The reserve was, however, still without fully mature bull elephants and a strange dynamic developed amongst the younger bulls. Without their larger role modes to teach them the ropes, the younger bulls were behaving badly, bullying females and trying to force them to mate. The young bulls were going into musth (heightened hormonal state) 10 years earlier than elephant males normally would. Their resultant behavior was worrying with the young elephants becoming aggressive and attacking rhinos and numerous tourist vehicles resulting in 40 dead rhinos and one human fatality. The youngster’s frustration was as a result of rejection from females. The females recognized that the young bulls were not yet fully mature and would not mate with them causing some severe reactions from the youngsters in their heightened hormonal states, which resulted in the rhino deaths and other aggressive behavior.

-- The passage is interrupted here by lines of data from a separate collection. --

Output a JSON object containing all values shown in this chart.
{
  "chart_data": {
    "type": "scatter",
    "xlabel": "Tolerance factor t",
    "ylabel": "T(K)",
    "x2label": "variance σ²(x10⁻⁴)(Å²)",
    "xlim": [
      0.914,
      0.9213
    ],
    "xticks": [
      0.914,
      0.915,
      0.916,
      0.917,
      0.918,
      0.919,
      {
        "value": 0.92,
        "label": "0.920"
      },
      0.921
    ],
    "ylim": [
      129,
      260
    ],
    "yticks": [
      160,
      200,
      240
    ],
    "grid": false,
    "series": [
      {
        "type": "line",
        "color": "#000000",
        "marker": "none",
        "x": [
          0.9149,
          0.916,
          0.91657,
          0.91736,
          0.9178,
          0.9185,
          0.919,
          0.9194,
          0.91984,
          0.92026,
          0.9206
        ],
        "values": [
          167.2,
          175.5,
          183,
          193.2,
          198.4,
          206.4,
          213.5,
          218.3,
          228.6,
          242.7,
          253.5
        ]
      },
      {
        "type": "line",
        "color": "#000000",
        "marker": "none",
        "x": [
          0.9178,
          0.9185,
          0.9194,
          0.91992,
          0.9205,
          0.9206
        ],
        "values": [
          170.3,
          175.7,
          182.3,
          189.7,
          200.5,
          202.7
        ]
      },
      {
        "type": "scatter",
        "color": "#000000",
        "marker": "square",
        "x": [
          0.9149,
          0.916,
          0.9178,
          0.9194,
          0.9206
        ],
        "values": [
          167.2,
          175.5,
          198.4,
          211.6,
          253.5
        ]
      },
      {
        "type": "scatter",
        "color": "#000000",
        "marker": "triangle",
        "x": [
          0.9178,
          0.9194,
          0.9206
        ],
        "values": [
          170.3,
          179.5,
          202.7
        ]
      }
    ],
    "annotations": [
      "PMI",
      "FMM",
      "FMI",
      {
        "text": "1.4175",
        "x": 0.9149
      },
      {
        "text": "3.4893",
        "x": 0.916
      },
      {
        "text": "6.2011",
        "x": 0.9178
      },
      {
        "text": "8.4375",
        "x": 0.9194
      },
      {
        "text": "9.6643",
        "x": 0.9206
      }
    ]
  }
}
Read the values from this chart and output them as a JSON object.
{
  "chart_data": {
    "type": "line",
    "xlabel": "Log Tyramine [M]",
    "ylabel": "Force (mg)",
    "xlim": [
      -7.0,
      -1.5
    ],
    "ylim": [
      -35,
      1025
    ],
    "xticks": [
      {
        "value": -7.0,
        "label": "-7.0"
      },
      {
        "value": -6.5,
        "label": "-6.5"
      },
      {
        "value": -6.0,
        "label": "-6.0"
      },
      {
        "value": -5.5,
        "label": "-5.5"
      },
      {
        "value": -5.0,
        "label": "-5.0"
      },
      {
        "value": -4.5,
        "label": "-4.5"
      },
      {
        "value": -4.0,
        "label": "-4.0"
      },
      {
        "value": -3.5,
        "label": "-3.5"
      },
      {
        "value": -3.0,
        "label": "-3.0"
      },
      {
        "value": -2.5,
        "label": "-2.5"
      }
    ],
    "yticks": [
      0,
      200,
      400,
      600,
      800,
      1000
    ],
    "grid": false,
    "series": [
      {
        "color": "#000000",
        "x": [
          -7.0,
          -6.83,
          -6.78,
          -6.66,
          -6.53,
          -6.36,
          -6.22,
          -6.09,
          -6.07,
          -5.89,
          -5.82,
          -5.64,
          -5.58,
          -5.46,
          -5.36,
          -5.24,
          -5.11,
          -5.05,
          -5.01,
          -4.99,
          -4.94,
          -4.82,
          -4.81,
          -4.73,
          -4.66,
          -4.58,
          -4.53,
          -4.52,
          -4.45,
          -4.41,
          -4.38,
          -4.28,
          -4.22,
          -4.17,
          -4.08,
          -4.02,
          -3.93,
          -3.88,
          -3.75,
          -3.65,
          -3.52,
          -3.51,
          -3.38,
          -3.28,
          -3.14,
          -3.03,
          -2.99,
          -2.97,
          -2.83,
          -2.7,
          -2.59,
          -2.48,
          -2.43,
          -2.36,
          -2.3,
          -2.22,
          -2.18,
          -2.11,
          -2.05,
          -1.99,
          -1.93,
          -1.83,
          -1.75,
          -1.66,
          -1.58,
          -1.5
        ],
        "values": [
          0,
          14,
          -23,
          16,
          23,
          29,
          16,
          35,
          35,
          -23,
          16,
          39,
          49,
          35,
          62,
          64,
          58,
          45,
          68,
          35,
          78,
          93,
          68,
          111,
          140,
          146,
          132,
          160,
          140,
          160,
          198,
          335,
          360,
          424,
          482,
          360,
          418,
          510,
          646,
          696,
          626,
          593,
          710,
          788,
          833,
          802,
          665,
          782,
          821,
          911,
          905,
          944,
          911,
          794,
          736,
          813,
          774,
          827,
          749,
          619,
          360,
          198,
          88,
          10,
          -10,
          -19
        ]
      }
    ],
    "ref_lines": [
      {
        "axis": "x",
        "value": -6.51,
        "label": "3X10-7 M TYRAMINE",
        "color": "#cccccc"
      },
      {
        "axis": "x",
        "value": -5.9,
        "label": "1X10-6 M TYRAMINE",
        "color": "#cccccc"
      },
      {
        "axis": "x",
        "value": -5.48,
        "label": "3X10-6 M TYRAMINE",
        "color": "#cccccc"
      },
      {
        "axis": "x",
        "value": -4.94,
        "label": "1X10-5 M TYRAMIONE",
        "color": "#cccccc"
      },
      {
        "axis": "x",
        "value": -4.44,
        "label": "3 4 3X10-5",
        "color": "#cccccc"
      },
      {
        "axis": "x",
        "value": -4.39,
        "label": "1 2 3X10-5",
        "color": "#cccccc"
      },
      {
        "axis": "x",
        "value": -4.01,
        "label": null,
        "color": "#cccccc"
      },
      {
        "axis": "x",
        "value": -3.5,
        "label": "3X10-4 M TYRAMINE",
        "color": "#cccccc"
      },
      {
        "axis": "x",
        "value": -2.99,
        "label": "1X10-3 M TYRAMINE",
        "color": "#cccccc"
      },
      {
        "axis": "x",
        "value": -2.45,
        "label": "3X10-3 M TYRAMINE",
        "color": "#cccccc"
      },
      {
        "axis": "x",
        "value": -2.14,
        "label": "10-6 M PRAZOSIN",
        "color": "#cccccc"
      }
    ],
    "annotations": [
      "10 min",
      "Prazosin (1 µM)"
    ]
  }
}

A solution was found in 1997 when the massive and ground breaking task of relocating fully matured elephant bulls from Kruger National Park was undertaken. No small feat considering a mature bull can weigh over 6 tons and stand taller than 3,5 meters at the shoulder.

The result… once the larger bulls had settled and made contact with the other herds they quickly asserted their dominance and the young bulls took their rightful place amongst the elephant hierarchy and behaved accordingly. With the larger, stronger elephants there to teach the youngsters correct “etiquette”, musth cycles of the youngsters retuned to normal and the incidents of rhino killing and tourist vehicle attacks were completely diminished.

Perhaps this is a lesson which, South African president Jacob Zuma should heed ahead of tonight’s State of the Nation Address in South Africa. With delinquent young bulls in the midst of parliament, perhaps all that is needed is some leadership from the older bulls. Maybe then, the “elephant in parliaments room” would not exist or need to be addressed.